Víctor lo ha logrado: el rojo llena las orejas de Yuuri y gruñe. Es imposible no relamer sus labios y desear con anticipación. Mucho menos cuando su pareja está así, húmedo de pies a cabeza, con el pantalón ajustándose a sus curvas y la camiseta blanca transparente, dejando a la vista sus marrones tetillas.
Sin embargo, auxilia a Yuuri poniendo un pie frente a la cachorra que escapa con mayor ventaja. La perrita da una media vuelta al perder el equilibrio y facilmente es capturada por su pareja, quien ha gateado por ella.
En esa posición sugerente, con Yuuri en el suelo gateando y él sentado mirándolo desde arriba, se estremece. Siente una punzada en todas partes cuando sus ojos se encuentran. Le muestra una sonrisa, Yuuri se la devuelve con dulzura y se gira para dejar a la otra cachorra en la zona, mientras el recién capturado busca la forma de escapar de nuevo. Ahora que sólo queda uno, Yuuri usa todas sus energías atrapandolo y se resbala en el proceso, queda de lado y alza a la pequeña criatura revoltosa que no deja de chillar en sus manos.
—¡Ya los tengo! —Exclama triunfante, y otra foto graba el momento. Yuuri, a gatas, se acerca a los otros dos cachorros dejando al hermano entre ellos en una confortable bandeja de donde espera que no escapen.
Pero es asaltado. Víctor deja la cámara en su silla y lo atrapa por detrás, sin importarle caer en el piso enjabonado sobre el cuerpo de Yuuri. Sujeta su cabeza entre sus manos, como si fuese lo más preciado, y presiona un beso sobre su boca, el cual Yuuri recibe sin queja. Siente los brazos de Yuuri envolverlo, el sonido de sus labios callarse contra los propios y el calor quema, quema en todos lados.
—Vitya... te estás mojando.
—Me estaba mojando de sólo verte —contesta juguetón y muerde su mejilla. Yuuri ríe sin hacer esfuerzo alguno por levantarse. Le mira con los ojos achocolatados que le entibian, y busca otro beso, uno de muchos más.
La cadena de nuevos besos y succiones se alarga indeterminadamente. Víctor ignora la corriente fría que siente en su cuerpo contra su piel caliente. Evade la sensación de temporalidad y sonríe contra la boca ajena, la cual traviesa le muerde el labio. Están doblados, desechos, empapados y felices.
Y en esa burbuja personal que sólo a ellos les pertenece, se incluye las caricias frías de un par de naricitas esponjosas que se han escapado de su bandeja de baño para intentar jugar con sus dueños a lo que fuera que estuvieran jugando. Yuuri se vio asaltado por un par de patitas mojadas y Víctor recibe lamidas animadas en la mano que lo sostiene contra el suelo. Inevitablemente, rien. Víctor ríe contra el pecho de su Yuuri mientras éste pasa una mano húmeda por su flequillo, riendo hasta doler las costillas.
Ríen más cuando la madre de los cachorros se anima a meterse en el juego, y empieza a ladrarle y a agitar su pelaje mojado, pasando encima de la espalda de Víctor y provocando que todos sus cachorros ladran en sincronía.
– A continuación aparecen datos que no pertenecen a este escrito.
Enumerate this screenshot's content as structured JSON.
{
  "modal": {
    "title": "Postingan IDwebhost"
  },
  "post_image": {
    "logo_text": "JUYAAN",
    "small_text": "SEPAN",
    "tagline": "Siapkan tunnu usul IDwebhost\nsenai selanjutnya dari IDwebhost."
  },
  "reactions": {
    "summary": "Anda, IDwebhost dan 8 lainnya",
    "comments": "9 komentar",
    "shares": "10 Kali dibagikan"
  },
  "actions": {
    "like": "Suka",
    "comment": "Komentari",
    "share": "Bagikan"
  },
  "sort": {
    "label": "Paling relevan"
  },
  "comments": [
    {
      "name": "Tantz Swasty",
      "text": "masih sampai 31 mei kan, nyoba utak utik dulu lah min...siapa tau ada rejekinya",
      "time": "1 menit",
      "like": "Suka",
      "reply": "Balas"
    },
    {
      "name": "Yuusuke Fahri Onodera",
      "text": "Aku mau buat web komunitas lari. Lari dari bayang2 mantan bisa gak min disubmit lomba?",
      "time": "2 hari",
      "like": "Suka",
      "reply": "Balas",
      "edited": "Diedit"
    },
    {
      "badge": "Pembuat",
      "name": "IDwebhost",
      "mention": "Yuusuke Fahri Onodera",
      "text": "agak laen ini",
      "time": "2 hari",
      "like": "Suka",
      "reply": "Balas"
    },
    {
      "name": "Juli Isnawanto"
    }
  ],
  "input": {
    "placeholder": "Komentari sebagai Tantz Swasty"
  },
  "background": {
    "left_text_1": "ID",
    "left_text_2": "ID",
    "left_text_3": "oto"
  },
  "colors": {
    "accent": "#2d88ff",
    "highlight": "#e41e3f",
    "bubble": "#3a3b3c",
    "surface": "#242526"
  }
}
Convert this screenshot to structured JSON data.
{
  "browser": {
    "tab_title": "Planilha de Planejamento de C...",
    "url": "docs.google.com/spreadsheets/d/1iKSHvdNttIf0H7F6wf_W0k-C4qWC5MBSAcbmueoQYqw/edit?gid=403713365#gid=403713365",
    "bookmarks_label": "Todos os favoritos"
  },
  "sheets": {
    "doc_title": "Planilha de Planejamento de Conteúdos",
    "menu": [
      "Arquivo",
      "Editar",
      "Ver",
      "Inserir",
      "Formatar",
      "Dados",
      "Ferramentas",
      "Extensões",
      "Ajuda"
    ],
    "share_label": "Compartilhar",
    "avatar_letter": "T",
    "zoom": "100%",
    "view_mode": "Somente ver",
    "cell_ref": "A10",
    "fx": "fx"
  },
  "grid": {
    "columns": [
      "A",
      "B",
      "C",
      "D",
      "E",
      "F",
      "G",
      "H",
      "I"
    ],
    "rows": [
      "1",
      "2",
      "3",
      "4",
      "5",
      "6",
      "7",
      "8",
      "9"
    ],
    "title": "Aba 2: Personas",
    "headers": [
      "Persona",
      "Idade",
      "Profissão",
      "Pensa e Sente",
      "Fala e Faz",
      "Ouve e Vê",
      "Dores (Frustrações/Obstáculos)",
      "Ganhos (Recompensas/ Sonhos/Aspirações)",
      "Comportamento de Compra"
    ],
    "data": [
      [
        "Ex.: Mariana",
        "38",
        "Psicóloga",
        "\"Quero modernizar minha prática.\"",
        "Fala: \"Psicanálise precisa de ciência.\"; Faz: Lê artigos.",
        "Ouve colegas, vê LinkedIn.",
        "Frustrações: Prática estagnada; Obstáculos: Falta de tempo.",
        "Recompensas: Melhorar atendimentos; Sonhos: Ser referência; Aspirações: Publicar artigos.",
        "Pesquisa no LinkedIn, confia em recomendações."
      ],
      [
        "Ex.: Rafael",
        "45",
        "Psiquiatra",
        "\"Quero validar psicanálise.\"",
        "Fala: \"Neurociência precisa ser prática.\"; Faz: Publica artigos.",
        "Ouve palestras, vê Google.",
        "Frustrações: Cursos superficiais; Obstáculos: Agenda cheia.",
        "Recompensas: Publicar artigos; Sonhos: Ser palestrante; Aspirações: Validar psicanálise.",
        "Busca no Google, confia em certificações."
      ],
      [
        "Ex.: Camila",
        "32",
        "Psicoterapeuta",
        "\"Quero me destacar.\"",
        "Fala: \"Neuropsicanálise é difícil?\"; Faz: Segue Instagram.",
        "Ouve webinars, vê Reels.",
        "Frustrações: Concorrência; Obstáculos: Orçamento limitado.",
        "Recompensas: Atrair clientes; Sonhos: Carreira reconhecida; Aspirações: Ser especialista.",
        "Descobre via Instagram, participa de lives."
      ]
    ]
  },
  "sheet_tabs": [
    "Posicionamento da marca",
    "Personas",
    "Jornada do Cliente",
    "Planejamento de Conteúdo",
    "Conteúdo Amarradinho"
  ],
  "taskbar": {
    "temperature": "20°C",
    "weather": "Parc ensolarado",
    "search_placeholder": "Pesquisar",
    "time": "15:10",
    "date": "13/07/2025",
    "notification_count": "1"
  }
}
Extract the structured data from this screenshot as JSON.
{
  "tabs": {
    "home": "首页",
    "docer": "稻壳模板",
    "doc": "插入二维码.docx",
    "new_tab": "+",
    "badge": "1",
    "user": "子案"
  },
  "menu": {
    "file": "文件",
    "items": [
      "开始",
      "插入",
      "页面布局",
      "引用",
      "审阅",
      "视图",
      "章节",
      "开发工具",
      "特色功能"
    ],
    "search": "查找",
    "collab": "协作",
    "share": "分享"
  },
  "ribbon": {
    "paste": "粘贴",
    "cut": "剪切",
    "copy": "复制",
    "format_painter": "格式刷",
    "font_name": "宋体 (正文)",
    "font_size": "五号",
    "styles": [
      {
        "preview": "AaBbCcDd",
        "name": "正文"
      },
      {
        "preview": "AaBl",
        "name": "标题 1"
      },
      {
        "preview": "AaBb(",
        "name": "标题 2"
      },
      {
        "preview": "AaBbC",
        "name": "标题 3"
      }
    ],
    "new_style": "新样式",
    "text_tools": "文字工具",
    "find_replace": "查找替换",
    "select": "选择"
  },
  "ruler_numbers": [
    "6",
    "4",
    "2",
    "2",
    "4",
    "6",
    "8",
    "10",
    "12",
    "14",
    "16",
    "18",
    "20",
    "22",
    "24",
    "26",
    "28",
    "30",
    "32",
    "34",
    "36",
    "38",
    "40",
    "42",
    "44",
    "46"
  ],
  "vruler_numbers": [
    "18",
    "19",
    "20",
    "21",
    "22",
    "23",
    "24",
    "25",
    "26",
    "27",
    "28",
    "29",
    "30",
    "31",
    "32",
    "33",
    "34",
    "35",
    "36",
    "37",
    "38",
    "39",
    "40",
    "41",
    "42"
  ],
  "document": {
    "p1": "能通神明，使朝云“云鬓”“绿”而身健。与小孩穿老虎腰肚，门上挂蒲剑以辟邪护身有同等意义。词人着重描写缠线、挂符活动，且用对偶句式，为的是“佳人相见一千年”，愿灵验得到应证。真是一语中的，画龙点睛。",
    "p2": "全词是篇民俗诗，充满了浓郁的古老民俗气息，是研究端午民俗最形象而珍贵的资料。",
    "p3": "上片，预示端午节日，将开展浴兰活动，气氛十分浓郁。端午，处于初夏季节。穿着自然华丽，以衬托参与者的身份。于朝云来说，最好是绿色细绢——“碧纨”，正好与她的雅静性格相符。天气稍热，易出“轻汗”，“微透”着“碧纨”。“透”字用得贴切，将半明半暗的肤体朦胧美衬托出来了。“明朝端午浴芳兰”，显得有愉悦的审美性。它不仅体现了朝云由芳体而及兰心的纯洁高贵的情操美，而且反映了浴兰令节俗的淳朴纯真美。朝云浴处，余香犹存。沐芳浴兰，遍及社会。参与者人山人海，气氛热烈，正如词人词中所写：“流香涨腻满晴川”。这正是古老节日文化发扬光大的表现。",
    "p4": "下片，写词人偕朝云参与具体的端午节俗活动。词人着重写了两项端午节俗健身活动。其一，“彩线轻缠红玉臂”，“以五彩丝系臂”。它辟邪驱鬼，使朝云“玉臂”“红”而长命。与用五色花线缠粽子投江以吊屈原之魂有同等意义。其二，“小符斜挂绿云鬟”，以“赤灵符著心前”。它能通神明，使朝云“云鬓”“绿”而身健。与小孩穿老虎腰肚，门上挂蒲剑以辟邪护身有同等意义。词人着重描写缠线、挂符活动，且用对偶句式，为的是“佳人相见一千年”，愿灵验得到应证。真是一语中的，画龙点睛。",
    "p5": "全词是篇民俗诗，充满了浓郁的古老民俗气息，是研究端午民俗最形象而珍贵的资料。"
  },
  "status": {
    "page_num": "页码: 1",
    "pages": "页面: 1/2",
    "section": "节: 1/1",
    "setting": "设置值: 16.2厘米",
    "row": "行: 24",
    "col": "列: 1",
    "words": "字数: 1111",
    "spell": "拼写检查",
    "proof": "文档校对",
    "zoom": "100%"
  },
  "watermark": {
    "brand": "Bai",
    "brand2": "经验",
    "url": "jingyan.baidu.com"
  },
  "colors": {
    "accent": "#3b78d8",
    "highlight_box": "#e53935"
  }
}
Eso debería ser llamado felicidad.
Víctor se aparta, mirando a Yuuri recostado contra el suelo, con la camisa pegada a su piel y una parte de ella descubriendo su costado derecho. Con el pantalón al filo de su cadera y la mirada perdida en el deseo, marcando estrellas blancas sobre cielos negros y tierras café.
Yuuri es felicidad...
No puede creer que en algún momento pensó que sería posible vivir sin él...
El segundo prompt por el día de hoy: Mascotas.
Debo admitir que estoy amando escribir estos cortos de su convivenia. Les recomiendo insulina al acabar. xD Para mañana el prompt "Oro"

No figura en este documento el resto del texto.